Dienstag, 02. August 2005. In der Nacht hatte es zu regnen begonnen, so dass die Zelte nass abgebaut werden mussten. Wir verstauten unser gesamtes Hab und Gut auf den Rädern, wogegen Monika und Birgit gern das Angebot der Kavaliere Heinz und Hartmut annahmen und ein Großteil des Gepäcks in die Autos verluden. Heinz und Hartmut starten mit den Autos in Richtung Campingplatz Gohren, wir schwangen uns auf die Räder und starten im strömenden Regen. Vorbei am Platz der Wiener Symphoniker (Seebühne) über Lindau (Altstadt) und Wasserburg (Halbinsel). – Der Regen hielt an, bis wir nach etwa 25 km Gohren erreichten. Noch trüber wurde es, als uns Heinz und Hartmut die paar Quadratmeter Campingplatz zeigten, auf welchen zwei Wohnmobile und zwei Zelte unterzubringen waren (weniger als 50qm) und totaler Morast. Auch die Qualität des Campingplatzrestaurants war nicht gerade geeignet, diesen miserablen Campingplatz annähernd zu kompensieren. – Ich warne bereits an dieser Stelle alle Nachahmer: meidet um alles in der Welt diesen „gastlichen“ Campingplatz! – Wir krochen in unsere Schlammlöcher und versuchten zu schlafen.

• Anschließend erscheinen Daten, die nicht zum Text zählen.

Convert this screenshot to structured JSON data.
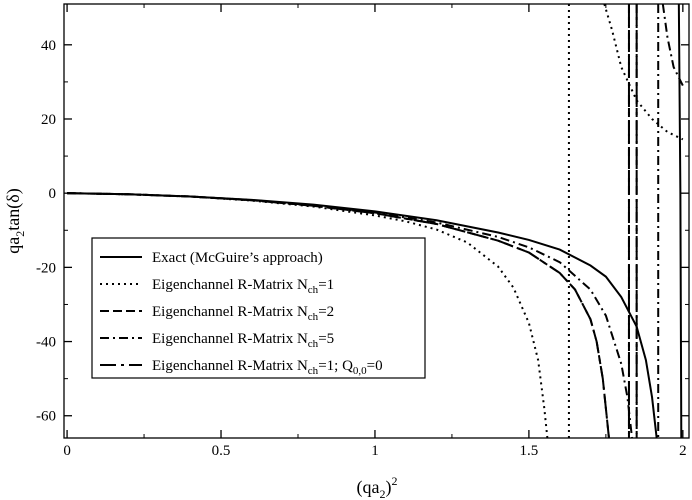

Mittwoch, 03. August 2005. Es regnet die ganze Nacht. Die Schlammwüste vorm Zelt ist inzwischen knöcheltief. Nach dem Frühstück beschließen wir, doch besser loszuziehen, als Trübsal zu blasen. Also los, die Oberschwäbische Moränenlandschaft erkunden. Noch vor dem Start erwischt uns die nächste Husche. Die Argen entlang bis Beznau, dann über Schleinsee und Degernsee bis Steinerbad. Ein heftiger Zwischenanstieg brachte uns über Rapportsweiler nach Laimnau, dort Einkehr. Weiter über Tetnau nach Tetnang. Über Hagenbuchen nach Langenargen und zurück zum Campingplatz. Nach etwa 47 km Regenfahrt beschließen Brigitte und ich, alle getragenen Kleidungsstücke, einschließlich der Schuhe, im Campingplatz-Wäschetrockner zu trocknen. Wieder im Campingplatz-Restaurant „gespeist“.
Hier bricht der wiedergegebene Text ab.